December 2008 - The Woodland


December has been cold and icy this year, with temperatures dropping to -3C, but there have also been many clear, sunny days. The landscape looks so beautiful when it is pared down to essentials: muted soft colours of mauve, jade and russet woven across the hills and moors. The clear days enabled me to do quite a bit of work outside; I finally finished planting up the south-eastern corner of the herbaceous border with trees and shrubs and then mulched the whole area with composted bark. There is still a lot to do in terms of filling out the front of the border and reshaping the beds but at least the main structural plants are now in place.

On the warmer days, when the soil was soft, I dug in quite a lot of daffodil bulbs to naturalize at the borders of the woodland. The woods and area beside the stream are beginning to take on a new character now that many of the trees have been thinned out and cut back. With the winter sunshine already flooding through the gaps between the trees, it becomes possible to envisage the changes that next spring will bring to this part of the garden.
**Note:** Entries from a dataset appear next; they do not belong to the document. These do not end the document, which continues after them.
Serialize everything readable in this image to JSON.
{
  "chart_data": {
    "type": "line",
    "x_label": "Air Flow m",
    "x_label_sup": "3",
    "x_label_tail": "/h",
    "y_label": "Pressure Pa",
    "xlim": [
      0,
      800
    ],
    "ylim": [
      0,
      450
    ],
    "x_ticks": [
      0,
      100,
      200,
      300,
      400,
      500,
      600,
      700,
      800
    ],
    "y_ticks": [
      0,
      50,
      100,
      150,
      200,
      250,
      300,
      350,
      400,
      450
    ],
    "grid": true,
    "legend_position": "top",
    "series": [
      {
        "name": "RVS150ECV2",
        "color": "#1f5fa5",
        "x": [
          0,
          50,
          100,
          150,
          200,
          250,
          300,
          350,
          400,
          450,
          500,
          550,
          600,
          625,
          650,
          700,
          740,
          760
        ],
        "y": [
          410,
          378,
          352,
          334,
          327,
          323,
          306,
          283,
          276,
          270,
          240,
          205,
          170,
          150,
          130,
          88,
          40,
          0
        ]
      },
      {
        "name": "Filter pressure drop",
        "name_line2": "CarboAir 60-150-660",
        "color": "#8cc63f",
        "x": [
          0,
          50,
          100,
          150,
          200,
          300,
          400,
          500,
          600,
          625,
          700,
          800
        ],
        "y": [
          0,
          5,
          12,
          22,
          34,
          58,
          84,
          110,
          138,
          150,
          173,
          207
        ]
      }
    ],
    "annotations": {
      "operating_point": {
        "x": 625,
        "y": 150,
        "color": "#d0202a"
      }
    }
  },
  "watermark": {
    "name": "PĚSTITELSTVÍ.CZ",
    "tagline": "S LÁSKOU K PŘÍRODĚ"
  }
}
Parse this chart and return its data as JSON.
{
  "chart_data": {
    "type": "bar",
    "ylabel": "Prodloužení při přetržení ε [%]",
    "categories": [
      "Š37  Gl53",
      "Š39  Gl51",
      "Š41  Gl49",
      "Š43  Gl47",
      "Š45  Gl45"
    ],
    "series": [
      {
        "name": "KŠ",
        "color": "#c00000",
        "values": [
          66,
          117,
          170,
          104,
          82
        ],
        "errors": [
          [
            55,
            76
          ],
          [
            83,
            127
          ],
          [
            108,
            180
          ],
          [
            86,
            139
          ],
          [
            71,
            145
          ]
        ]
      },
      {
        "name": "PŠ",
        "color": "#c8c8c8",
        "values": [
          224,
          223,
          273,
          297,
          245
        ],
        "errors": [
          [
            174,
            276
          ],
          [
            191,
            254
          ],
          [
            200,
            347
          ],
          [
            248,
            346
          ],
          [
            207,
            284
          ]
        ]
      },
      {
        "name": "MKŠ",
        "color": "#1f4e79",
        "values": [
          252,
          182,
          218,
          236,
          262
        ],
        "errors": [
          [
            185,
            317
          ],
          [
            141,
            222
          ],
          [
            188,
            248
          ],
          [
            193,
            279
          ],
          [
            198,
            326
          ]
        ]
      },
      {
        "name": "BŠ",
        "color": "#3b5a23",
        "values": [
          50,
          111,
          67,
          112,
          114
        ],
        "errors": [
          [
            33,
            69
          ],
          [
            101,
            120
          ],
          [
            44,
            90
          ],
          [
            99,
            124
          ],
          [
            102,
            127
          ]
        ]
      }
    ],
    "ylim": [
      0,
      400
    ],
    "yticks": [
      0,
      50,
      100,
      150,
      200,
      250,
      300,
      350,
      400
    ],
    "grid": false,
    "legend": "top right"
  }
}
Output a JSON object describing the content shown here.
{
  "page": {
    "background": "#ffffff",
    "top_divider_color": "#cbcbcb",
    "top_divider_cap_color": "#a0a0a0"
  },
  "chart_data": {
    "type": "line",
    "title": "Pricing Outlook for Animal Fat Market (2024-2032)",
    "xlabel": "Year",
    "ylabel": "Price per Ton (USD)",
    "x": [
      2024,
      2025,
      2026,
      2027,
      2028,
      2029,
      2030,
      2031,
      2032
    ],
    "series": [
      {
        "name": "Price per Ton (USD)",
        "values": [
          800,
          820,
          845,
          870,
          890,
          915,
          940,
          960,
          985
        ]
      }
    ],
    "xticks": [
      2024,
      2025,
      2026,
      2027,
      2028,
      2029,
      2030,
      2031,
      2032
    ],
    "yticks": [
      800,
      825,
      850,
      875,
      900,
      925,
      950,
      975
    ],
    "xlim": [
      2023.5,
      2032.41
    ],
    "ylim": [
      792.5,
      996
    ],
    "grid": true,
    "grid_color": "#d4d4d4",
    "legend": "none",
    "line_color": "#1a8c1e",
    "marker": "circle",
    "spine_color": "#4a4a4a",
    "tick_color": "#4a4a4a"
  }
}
On the terrace, in the newly planted beds at the front, a few pale-lilac Iris unguicularis are already flowering. Some wild primroses are also in flower beneath the silver birch tree in the herbaceous border and on the bank by the drive. A single burgundy hellebore is also already in flower in the raised beds, which is quite out of season. I have bought masses of the miniature Schizostylis which has strap-like evergreen leaves and starry flowers in winter, from a woman in Cornwall through e-bay. I want to put them around the paving by the pond to give it some interest in the depths of winter when the water is frozen over. For now I will have to put them in a nursery bed while I wait for the pond to be finished. Winter flowering plants are so precious, like the gorgeously scented evergreen Sarcococca humilis which is just coming into bud below the terrace.